У Толстого отрицание права для нашего будущего носит не безусловную форму; он отрицает его для нашего будущего, так как оно, если и не всегда и не всюду, то, во всяком случае, при наших отношениях весьма противоречит любви, которая в нем отсутствует.
Утверждая право для нашего будущего, Прудон и Тукер говорят этим, что они считают хорошим, конечно, не все частные формы права, а право как таковое. Прудон признает его потому, что оно как таковое никогда и нигде не противоречило справедливости; Тукер же — потому, что оно никогда и нигде не вредит счастью отдельного человека. Наконец, у Бакунина и Кропоткина утверждение права для нашего будущего означает то, что они предвидят, что прогресс развития в нашем будущем сохранит существование права как такового, но, конечно, не современных частных его форм; при этом Бакунин подразумевает здесь прогресс человечества от менее совершенного к возможно более совершенному существованию, Кропоткин же — прогресс от менее счастливой к возможно более счастливой жизни.
2. Аномистические учения, в свою очередь, различаются по тому, что они утверждают для нашего будущего в противоположность праву — и именно в том различном смысле, в каком они отрицают право для нашего будущего. По Годвину, в будущем вместо права человеческим законом должно стать общее счастье.
По Штирнеру, в будущем вместо права человеческим законом будет собственное счастье.
У Толстого роль такого закона для будущего играет любовь.
3. Номистические учения отличаются, наоборот, тем особенным преобразованием права, которое они предполагают в будущем.
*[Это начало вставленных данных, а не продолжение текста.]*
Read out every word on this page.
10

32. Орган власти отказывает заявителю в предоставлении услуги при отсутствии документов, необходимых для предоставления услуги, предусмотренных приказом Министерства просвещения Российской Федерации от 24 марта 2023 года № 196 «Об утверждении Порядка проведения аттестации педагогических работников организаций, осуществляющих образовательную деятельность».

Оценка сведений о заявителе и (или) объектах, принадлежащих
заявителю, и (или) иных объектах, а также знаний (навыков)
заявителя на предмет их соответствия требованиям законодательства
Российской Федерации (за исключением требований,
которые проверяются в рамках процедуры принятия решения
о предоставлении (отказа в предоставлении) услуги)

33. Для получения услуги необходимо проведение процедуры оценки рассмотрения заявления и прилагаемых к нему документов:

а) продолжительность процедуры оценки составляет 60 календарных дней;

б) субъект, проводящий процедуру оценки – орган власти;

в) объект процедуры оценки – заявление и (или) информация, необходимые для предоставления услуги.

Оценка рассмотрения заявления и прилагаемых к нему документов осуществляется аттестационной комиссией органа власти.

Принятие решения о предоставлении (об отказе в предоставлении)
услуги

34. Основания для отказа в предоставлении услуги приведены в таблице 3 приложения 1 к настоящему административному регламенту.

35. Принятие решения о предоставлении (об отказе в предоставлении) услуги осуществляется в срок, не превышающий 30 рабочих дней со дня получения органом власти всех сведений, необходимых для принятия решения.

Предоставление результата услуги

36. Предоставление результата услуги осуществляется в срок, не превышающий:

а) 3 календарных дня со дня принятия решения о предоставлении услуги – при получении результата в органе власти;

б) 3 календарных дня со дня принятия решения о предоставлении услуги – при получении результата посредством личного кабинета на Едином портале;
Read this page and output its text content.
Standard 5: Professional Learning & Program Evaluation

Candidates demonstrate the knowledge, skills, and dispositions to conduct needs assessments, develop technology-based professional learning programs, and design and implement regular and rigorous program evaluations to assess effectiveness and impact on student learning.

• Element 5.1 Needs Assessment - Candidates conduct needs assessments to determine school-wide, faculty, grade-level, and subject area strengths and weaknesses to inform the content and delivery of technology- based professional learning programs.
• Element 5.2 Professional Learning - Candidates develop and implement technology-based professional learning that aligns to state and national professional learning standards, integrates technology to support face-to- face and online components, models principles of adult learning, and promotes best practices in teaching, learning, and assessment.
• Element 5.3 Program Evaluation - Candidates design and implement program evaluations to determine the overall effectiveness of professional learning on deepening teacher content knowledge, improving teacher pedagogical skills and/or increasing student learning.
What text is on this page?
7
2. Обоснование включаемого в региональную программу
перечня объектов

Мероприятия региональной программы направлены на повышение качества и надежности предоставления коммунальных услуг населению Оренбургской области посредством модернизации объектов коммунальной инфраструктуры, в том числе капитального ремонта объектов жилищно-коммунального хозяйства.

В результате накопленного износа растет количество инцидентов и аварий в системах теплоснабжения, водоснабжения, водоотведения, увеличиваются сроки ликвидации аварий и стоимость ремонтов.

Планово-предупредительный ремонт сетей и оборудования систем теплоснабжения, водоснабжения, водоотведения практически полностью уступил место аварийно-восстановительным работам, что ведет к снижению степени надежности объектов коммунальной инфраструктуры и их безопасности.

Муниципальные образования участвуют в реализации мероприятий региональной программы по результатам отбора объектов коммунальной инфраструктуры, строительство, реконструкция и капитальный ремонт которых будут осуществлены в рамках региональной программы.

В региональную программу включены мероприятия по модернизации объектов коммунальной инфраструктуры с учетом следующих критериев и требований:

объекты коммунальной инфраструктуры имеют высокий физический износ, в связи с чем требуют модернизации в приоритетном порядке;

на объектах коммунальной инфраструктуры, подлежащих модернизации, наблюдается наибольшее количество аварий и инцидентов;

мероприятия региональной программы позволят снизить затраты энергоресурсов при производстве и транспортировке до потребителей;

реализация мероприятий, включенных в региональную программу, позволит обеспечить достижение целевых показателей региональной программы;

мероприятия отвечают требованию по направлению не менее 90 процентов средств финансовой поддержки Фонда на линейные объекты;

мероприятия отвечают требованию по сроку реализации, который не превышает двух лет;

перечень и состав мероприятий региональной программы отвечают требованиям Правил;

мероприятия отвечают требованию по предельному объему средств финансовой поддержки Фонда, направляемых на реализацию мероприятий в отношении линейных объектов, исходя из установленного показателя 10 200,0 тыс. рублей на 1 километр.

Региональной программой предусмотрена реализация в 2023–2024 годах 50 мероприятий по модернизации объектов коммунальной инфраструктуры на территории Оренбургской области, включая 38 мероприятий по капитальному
По Тукеру, безразлично, в будущем должно существовать как законное право, в котором явственно обнаруживается правовая воля, так и неузаконенное право, при котором не существует ее такого явственного обнаружения.
По Бакунину и Кропоткину, в будущем будет существовать только неузаконенное право.
По Прудону, в будущем должна существовать только одна правовая норма, именно та, что договоры должны быть исполняемы.
II. Семь изложенных и признанных анархическими учений могут быть сравниваемы со всей совокупностью учений, признаваемых за анархические, в том, что они общего имеют по отношению к праву. Они не имеют ничего общего в этом отношении. Тем менее может иметь что-либо общее по отношению к праву вся совокупность учений, признанных анархическими.
Изложенные учения могут затем быть сопоставлены относительно тех особенностей, которые они обнаруживают относительно права, с общей совокупностью анархических учений. Обнаруживающиеся между ними различия можно привести в систему, в которой уже не будет места для сопоставленных, а только д ля взаимоподчиненных особенностей. Таким образом, ни одно анархическое учение не может иметь какую-либо особенность, не подходящую под эти особенности.
Все то, что относится к семи изложенным учениям, относится, следовательно, и к анархическим учениям вообще. Они не имеют ничего общего между собой по отношению к праву, а по различию в этом отношении допускают следующую классификацию:
4. Государство
I. По своему отношению к государству, т. е. к тому правовому отношению, в силу которого в какой-нибудь области существует высшая власть, семь изложенных учений имеют нечто общее.
1. Они имеют то общее между собой, что отрицают государство для нашего будущего.
Точнее этого нельзя определить то, что общего имеют друг с другом изложенные учения по отношению к государству, ибо отрицание государства для нашего будущего носит в них совершенно различный смысл.
Отрицание государства для нашего будущего у Годвина, Штирнера, Тукера и Прудона означает то, что они устраняют государство безусловно, следовательно, и для нашего будущего; при этом Годвин устраняет его, потому что государство всегда и всюду вредит общему счастью; Штирнер же и Тукер — потому что оно вредит счастью отдельного человека, а Прудон — так как оно всюду и во все времена препятствовало справедливости.
Отрицание государства означает у Толстого то, что он устраняет государство не безусловно, а только для нашего будущего, так как существование его противоречит любви более, чем его отрицание, и если не всегда и всюду, то по крайней мере при настоящих условиях государственной жизни.
У Бакунина и Кропоткина, наконец, отрицание государства для нашего будущего имеет значение, как предвидение того, что прогресс развития в нашем будущем устранит государство; при этом Бакунин подразумевает здесь прогресс человечества от менее совершенного к возможно более совершенному существованию, Кропоткин же — прогресс от менее счастливой жизни к жизни возможно более счастливой.
2. В том, чтó утверждают они для нашего будущего в противоположность государству — и именно в том различном смысле, в котором они отрицают государство для нашего будущего, — семь изложенных учений не имеют между собой ничего общего.